Por Lígia de Castro
Na USP seria um tanto difícil. Embora sempre exista alguém que desvia da regra, encontrar um uspiano verdadeiramente antivacina (inclusive do movimento) seria improvável — para não dizer estranho. Resolvi então procurar explicações lá fora. Visitei a Paulista, mas desisti só de olhar o movimento: precisava de um público mais diverso. Sabia, ainda bem, onde encontrá-lo: o Butantã (especificamente o seu metrô) recebe gente de todo jeito, de todo tipo, e por isso decidi começar minha pequena pesquisa de campo por ali.

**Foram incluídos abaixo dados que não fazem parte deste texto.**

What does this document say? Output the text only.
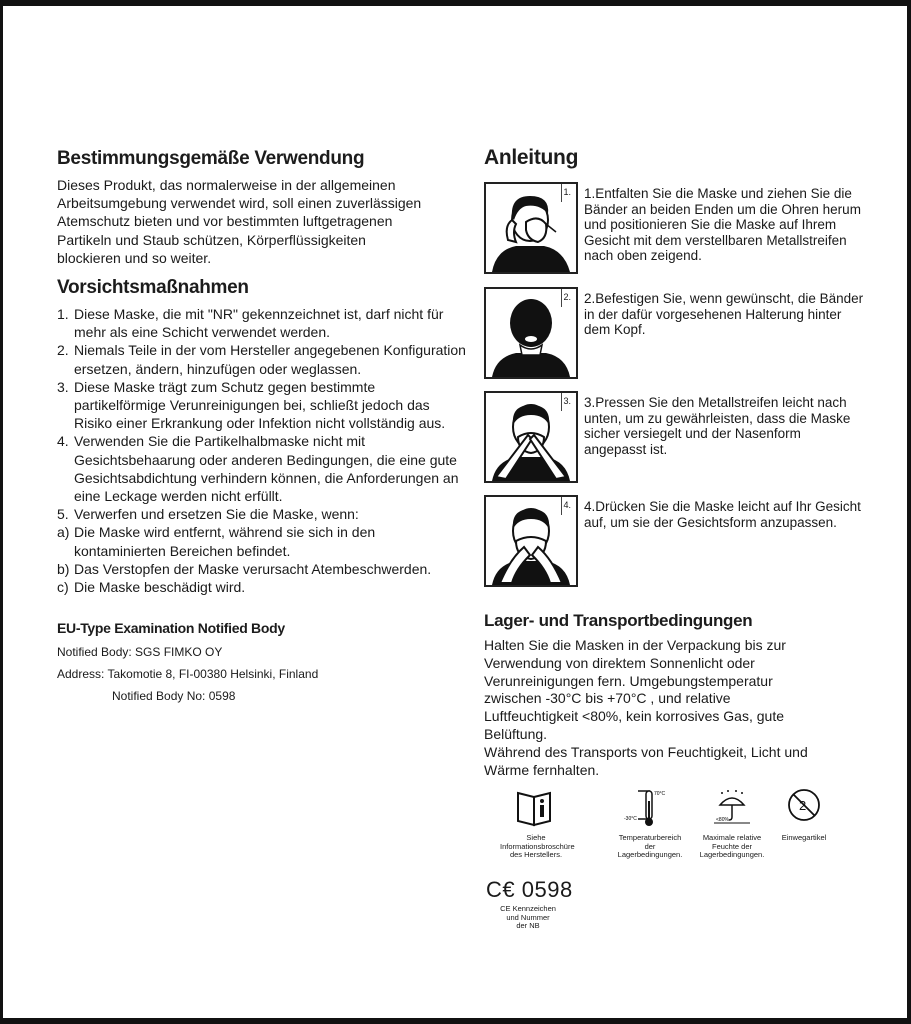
Bestimmungsgemäße Verwendung
Dieses Produkt, das normalerweise in der allgemeinen
Arbeitsumgebung verwendet wird, soll einen zuverlässigen
Atemschutz bieten und vor bestimmten luftgetragenen
Partikeln und Staub schützen, Körperflüssigkeiten
blockieren und so weiter.
Vorsichtsmaßnahmen
1. Diese Maske, die mit "NR" gekennzeichnet ist, darf nicht für mehr als eine Schicht verwendet werden.
2. Niemals Teile in der vom Hersteller angegebenen Konfiguration ersetzen, ändern, hinzufügen oder weglassen.
3. Diese Maske trägt zum Schutz gegen bestimmte partikelförmige Verunreinigungen bei, schließt jedoch das Risiko einer Erkrankung oder Infektion nicht vollständig aus.
4. Verwenden Sie die Partikelhalbmaske nicht mit Gesichtsbehaarung oder anderen Bedingungen, die eine gute Gesichtsabdichtung verhindern können, die Anforderungen an eine Leckage werden nicht erfüllt.
5. Verwerfen und ersetzen Sie die Maske, wenn:
a) Die Maske wird entfernt, während sie sich in den kontaminierten Bereichen befindet.
b) Das Verstopfen der Maske verursacht Atembeschwerden.
c) Die Maske beschädigt wird.
EU-Type Examination Notified Body
Notified Body: SGS FIMKO OY
Address: Takomotie 8, FI-00380 Helsinki, Finland
Notified Body No: 0598
Anleitung
1. 1.Entfalten Sie die Maske und ziehen Sie die Bänder an beiden Enden um die Ohren herum und positionieren Sie die Maske auf Ihrem Gesicht mit dem verstellbaren Metallstreifen nach oben zeigend.
2. 2.Befestigen Sie, wenn gewünscht, die Bänder in der dafür vorgesehenen Halterung hinter dem Kopf.
3. 3.Pressen Sie den Metallstreifen leicht nach unten, um zu gewährleisten, dass die Maske sicher versiegelt und der Nasenform angepasst ist.
4. 4.Drücken Sie die Maske leicht auf Ihr Gesicht auf, um sie der Gesichtsform anzupassen.
Lager- und Transportbedingungen
Halten Sie die Masken in der Verpackung bis zur
Verwendung von direktem Sonnenlicht oder
Verunreinigungen fern. Umgebungstemperatur
zwischen -30°C bis +70°C , und relative
Luftfeuchtigkeit <80%, kein korrosives Gas, gute
Belüftung.
Während des Transports von Feuchtigkeit, Licht und
Wärme fernhalten.
Siehe
Informationsbroschüre
des Herstellers.
70°C
-30°C
Temperaturbereich
der
Lagerbedingungen.
<80%
Maximale relative
Feuchte der
Lagerbedingungen.
2
Einwegartikel
C€ 0598
CE Kennzeichen
und Nummer
der NB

O que eu queria, afinal, era encontrar alguém em carne e osso que me explicasse o porquê desse envolvimento emocional (ou quem sabe racional?) com algo tão anticientífico. Já sabia de algumas possíveis respostas: o medo das reações das vacinas; os boatos da internet; um certo artigo inglês publicado em 1998 (fraudulento) que relacionava vacinação a autismo. Mas conversar pessoalmente é sempre diferente — leva embora especulações.
Para a minha decepção e alegria, no entanto, mesmo depois de 16 entrevistas não encontrei ninguém que de fato fizesse parte do movimento.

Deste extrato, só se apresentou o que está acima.